How Chief Came to Town
Chief is a 21-year-old African Watusi - an animal not often seen among the comfortable homes and small plots of farms in the Parkland area. He's big, moody and loves his goat friend named "Jacob."
Well, he's loved all three Jacobs that have been his friend, Merkle said.
"Chief keeps outliving all of his goat friends," Merkle said. "This is the third Jacob."
Merkle's father-in-law was a construction worker at county fairs decades ago. Somehow, he made friends with a rare animal breeder and importer at one of the fairs, they talked shop and BOOM, Chief was brought home to the small Parkland farm.
Raised by Merkle's father-in-law for 18 years, the care of the mercurial Chief fell on Merkle's husband after her father-in-law died. This worked out fine, Merkle said, as her husband was handy on the farm and knew his way around all kinds of livestock.

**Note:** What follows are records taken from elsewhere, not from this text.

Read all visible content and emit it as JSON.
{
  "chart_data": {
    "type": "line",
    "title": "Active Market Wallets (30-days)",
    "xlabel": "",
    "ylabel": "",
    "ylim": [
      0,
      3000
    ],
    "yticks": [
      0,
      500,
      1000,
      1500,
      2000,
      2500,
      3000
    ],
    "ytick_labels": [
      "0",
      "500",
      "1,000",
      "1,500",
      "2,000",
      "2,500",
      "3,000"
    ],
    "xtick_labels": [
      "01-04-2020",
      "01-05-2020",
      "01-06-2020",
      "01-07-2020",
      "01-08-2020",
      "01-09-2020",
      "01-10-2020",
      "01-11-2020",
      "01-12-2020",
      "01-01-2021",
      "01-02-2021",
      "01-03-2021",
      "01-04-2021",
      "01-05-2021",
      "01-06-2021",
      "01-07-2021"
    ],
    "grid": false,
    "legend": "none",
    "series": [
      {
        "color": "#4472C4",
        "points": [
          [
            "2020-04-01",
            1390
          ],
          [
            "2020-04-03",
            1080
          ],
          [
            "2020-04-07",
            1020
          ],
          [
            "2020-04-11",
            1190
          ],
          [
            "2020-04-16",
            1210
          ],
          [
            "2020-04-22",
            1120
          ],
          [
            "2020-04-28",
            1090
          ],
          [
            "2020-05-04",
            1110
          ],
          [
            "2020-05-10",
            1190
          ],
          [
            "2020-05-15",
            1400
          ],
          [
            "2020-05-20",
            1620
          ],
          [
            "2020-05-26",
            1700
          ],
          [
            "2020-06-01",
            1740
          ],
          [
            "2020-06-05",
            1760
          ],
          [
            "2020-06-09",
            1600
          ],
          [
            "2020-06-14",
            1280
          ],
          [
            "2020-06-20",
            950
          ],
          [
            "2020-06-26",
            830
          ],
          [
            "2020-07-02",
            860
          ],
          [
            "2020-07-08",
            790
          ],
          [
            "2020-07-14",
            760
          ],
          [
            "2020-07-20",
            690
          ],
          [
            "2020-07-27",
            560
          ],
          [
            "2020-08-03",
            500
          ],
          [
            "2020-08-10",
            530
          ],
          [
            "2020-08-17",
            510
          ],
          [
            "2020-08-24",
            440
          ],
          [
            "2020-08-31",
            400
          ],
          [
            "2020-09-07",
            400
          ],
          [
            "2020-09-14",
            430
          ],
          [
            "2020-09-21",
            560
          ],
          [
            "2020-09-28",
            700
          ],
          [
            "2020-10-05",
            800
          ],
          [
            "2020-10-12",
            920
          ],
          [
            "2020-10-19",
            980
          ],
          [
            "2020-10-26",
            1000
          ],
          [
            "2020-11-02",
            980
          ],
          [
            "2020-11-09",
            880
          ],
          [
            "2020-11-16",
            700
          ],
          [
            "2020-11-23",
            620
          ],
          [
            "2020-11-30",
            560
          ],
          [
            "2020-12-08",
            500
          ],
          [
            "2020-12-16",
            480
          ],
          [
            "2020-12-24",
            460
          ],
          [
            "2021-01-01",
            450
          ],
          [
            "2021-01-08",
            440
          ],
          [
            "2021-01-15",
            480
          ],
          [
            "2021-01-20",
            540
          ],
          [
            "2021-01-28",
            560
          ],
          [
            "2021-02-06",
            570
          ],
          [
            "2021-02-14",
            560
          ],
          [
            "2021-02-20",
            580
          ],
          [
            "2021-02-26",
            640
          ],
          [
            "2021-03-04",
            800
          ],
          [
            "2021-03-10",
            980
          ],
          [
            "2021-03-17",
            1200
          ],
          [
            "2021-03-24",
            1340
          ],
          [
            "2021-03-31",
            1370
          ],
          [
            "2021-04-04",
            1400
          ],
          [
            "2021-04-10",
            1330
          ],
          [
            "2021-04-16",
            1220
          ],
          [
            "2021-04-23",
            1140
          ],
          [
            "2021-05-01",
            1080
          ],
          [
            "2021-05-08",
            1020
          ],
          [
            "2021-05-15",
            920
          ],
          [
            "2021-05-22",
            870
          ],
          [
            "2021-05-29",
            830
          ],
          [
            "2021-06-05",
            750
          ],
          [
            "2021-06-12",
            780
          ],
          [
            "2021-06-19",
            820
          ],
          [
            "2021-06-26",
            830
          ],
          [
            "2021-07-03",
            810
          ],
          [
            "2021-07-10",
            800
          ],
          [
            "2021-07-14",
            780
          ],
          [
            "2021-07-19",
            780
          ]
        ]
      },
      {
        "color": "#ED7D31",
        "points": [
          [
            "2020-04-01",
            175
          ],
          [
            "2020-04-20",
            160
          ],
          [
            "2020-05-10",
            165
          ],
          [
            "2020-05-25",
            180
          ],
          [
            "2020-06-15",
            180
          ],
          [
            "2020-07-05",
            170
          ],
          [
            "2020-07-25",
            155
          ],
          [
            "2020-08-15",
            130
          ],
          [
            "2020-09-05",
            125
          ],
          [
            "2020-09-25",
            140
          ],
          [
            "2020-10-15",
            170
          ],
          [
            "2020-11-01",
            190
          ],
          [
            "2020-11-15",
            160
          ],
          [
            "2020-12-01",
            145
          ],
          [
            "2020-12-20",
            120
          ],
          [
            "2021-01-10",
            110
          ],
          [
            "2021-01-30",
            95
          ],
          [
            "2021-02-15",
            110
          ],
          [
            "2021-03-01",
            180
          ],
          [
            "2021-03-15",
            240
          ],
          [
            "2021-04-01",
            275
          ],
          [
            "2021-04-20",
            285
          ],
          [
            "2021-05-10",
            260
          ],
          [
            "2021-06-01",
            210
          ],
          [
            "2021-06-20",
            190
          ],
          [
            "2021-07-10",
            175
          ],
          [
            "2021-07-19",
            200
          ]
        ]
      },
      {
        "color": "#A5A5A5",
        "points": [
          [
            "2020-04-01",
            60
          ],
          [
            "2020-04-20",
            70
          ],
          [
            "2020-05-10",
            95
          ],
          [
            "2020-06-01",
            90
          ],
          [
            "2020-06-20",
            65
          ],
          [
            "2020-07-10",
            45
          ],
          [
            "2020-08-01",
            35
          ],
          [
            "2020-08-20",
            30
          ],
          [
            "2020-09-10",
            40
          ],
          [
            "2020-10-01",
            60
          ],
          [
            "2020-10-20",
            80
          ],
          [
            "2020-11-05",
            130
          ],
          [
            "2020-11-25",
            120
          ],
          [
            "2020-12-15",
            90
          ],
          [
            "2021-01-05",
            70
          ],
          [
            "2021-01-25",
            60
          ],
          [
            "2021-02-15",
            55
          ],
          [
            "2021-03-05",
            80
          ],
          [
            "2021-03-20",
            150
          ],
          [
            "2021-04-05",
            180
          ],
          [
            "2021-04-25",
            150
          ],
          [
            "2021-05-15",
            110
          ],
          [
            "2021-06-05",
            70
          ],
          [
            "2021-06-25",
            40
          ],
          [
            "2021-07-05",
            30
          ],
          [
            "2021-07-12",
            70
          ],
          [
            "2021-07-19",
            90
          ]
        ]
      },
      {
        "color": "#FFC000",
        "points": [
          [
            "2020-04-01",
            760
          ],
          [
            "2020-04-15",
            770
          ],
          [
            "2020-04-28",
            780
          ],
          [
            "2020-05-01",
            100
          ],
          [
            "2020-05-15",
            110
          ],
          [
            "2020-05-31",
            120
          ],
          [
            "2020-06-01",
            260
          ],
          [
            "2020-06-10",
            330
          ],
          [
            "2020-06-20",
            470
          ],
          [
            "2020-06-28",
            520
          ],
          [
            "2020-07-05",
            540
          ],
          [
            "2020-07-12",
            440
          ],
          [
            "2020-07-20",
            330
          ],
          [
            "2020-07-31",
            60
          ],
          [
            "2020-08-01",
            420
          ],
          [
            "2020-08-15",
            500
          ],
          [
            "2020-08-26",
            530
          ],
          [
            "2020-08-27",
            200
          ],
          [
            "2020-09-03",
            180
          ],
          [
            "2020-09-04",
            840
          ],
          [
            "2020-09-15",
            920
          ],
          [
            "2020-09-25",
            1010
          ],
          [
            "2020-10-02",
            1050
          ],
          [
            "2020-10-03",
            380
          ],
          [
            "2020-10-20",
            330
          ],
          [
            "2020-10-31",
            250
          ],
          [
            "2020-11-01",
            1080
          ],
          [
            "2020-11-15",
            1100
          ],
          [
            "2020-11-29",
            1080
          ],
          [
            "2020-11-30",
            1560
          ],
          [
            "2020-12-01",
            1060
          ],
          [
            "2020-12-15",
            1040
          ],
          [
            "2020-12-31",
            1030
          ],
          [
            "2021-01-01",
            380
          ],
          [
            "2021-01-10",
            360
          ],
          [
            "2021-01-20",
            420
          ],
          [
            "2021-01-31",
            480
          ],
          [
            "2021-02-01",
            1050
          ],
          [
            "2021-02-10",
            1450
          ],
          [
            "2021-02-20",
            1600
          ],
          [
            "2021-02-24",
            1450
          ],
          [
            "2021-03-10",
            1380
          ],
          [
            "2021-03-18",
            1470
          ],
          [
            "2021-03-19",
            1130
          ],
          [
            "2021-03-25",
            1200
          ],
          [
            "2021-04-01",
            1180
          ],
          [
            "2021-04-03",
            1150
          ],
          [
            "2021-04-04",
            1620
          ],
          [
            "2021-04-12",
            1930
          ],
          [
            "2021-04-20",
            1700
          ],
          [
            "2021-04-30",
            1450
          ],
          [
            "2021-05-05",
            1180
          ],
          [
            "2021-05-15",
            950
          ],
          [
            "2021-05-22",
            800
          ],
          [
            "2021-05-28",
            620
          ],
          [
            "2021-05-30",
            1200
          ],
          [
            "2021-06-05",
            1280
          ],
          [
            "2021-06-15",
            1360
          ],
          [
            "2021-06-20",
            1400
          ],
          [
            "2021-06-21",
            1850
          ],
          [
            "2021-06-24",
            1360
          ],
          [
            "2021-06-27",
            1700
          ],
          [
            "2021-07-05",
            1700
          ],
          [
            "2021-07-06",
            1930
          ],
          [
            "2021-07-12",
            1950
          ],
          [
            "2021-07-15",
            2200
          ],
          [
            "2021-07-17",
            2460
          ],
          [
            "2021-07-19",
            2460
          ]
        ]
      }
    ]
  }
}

Chief quickly became his best friend.
In February, however, Merkle's husband suddenly passed away.
"It was unexpected," Merkle said.
The death, understandably, left Merkle reeling. She was thrust into position as the sole caretaker of not only her 9-year-old son, but also Chief and Jacob, animals she knew little about. Not only that, but the financial burden of taking care of Chief on a single income was quickly realized.
"If you combine all his care, he probably costs $200-a-month," Merkle said. "He's not cheap."
Give him up, or keep him at home?
Of course, after the death of her husband, Merkle thought about giving up Chief. But she feared the death, along with the recent death of the family's two dogs, was already too much for her son. Giving up Chief would just add to the mourning family's grief.
"To see Chief go away, it would be devastating for (my son)," she said.
Rather than give him away, Merkle started a GoFundMe page called "Keep Chief Home."She hoped that many of the people who stopped in the neighborhood often to take pictures with Chief could donate a few dollars, and donate their time, too.
"I can't even clean the stall," Merkle said, reiterating that Chief's care was her late husband's responsibility.
Quickly, the neighborhood reached out. A livestock expert offered to donate his time twice a week to help look after Chief, giving him his required shots. The GoFundMe page quickly raised more than $3,000, enough to buy Chief a new water trough and pay for months of care.
Merkle is glad for the help, as it has given her time to look after more pressing priorities.
"I have a 9-year-old son," she said. "He has to come first."
Merkle is hoping to raise a few thousand dollars more, to ensure the care of the large African animal as she works her way through this tough transition period in her life. And maybe, after things settle down, she can persuade Chief to come to love her just like he loved her late husband.
"He's very emotional, like a dog," she said. "You can tell since my husband died he's been very down."